Egypt issues presidential election law

Agence France-Presse
Interim Egyptian President Mansour promulgated an election law, for later this year to replace ousted Islamist President Morsi

CAIRO, Egypt – Interim Egyptian President Adly Mansour promulgated March 8, Saturday, a law setting the stage for an election later this year to replace ousted Islamist President Mohamed Morsi.

The election is seen as a major step in a roadmap outlined by the interim authorities after the military deposed Morsi in July.

Army chief Abdel Fattah al-Sisi, who has emerged as Egypt’s most popular political figure, has not yet announced his candidacy but aides say he has decided to stand.

Officials close to Sisi told Agence France-Presse that he would step down as defence minister after the law was promulgated.

The law sets out the basic qualifications for candidacy and includes a measure criticised in some quarters that make all decisions by the electoral committee before and after the vote final and not subject to appeal.

With the adoption of the law, the electoral committee can now set a date for the election scheduled for this spring, presidential adviser for constitutional matters Ali Awad told a press conference.

It stipulates that presidential candidates be university graduates at least 40 years of age who have completed their military service and have Egyptian parents.

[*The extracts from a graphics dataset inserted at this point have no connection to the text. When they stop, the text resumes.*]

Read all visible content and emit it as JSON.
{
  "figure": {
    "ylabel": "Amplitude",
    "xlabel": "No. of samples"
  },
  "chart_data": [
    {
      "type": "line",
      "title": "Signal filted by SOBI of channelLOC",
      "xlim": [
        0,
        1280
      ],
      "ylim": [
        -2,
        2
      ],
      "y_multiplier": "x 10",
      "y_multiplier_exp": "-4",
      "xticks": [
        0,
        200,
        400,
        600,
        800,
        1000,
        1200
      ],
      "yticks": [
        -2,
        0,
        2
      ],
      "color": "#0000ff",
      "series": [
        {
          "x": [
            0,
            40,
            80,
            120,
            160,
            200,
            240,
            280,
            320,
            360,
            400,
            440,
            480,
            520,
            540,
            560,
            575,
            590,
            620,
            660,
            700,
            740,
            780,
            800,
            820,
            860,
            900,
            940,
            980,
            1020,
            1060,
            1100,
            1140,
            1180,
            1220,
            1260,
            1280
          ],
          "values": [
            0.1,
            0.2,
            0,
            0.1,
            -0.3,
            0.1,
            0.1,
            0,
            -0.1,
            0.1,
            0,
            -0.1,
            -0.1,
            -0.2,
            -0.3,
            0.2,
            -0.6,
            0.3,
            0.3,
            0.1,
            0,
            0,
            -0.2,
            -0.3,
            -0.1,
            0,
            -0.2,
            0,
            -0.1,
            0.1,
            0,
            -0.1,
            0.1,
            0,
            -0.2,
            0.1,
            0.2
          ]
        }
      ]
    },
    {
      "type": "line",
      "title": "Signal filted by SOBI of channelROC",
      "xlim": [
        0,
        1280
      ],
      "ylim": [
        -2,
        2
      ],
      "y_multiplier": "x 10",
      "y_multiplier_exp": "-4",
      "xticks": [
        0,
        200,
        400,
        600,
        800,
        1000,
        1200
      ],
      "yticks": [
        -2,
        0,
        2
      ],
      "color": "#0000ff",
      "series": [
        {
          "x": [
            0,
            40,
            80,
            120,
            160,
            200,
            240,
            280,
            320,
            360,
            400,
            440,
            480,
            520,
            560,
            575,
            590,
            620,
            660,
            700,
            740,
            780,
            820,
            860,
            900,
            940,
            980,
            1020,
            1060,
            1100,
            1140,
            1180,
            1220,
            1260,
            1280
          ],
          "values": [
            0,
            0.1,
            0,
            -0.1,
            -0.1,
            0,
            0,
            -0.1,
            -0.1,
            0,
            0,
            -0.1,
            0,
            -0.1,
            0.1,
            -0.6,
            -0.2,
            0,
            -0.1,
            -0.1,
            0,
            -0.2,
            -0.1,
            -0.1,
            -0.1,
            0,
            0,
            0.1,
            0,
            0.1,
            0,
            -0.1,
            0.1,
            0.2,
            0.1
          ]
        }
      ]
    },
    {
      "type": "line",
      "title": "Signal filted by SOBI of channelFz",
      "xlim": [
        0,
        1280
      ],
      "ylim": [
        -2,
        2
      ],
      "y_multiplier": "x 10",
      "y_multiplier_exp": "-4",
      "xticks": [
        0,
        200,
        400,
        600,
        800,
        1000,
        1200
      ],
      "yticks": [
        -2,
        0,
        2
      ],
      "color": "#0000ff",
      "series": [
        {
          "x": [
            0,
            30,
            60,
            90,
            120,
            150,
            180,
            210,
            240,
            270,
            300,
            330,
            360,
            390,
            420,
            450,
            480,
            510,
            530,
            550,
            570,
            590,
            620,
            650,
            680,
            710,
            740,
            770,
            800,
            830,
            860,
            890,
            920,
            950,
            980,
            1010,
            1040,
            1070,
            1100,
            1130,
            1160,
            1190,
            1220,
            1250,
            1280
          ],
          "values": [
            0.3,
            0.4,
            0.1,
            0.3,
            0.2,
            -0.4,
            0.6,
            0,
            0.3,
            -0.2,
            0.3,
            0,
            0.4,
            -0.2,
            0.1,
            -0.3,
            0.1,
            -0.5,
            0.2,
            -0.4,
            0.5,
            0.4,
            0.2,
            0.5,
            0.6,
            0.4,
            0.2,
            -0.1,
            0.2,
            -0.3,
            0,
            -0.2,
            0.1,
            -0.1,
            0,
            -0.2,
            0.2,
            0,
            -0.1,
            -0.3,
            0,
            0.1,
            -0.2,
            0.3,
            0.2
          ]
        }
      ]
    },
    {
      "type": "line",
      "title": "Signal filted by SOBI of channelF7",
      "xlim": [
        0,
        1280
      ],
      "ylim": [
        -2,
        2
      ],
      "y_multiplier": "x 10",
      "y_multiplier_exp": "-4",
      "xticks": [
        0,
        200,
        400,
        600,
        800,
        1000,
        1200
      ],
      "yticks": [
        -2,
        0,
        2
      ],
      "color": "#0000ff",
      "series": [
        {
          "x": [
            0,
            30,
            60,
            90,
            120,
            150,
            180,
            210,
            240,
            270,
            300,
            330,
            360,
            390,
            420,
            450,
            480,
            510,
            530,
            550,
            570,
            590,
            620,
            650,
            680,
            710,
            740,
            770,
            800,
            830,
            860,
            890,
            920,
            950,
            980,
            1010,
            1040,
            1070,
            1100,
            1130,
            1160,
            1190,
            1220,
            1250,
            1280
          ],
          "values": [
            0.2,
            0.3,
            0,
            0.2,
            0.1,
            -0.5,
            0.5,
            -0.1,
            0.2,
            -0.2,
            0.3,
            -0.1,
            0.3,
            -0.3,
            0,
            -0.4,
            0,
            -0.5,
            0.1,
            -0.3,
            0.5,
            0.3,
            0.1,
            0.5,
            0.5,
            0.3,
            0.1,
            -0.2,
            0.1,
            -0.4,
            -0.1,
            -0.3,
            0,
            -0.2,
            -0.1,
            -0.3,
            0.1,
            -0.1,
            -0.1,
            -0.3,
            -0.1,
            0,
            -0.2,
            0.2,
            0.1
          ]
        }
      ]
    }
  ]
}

It bans any candidates who have themselves acquired a foreign nationality, or whose parents or spouse have.

It also stipulates that candidates need to secure the signatures of 25,000 voters from 15 provinces to qualify.

And it sets a 20 million Egyptian pounds (US$2.8 million) ceiling for campaign spending ahead of the first round and five million pounds in case of a run-off.

New constitution

In January, voters approved by 98.1 percent a new constitution that grants the military extensive powers but lacks much of the Islamist-inspired wording of the 2012 charter adopted under Morsi.

Under the charter, Egypt is to start procedures for parliamentary elections within six months of its adoption.

The decision to ban appeals was taken, in part, to speed up the electoral process given “the nature of the transitional period the country is going through and the security and economic crisis,” Awad added.

More than seven months after Morsi’s overthrow, Egypt remains battered by protests and militant attacks that have damaged its vital tourism industry and scared off investors.

Many Egyptians, weary of the three years of turmoil since the 2011 toppling of strongman Hosni Mubarak, view Sisi as a strong hand who can restore stability.

But the ban on appealing electoral committee decisions has already drawn criticism.

Emad Hamdy, is a spokesman for the leftist Popular Current, whose leader Hamdeen Sabahi has already announced his candidacy.

“The ban gives negative signals regarding the transparency of the election,” Hamdy said.

He added that “the president issued the decree without submitting it to a public debate… and political forces haven not seen it until now.”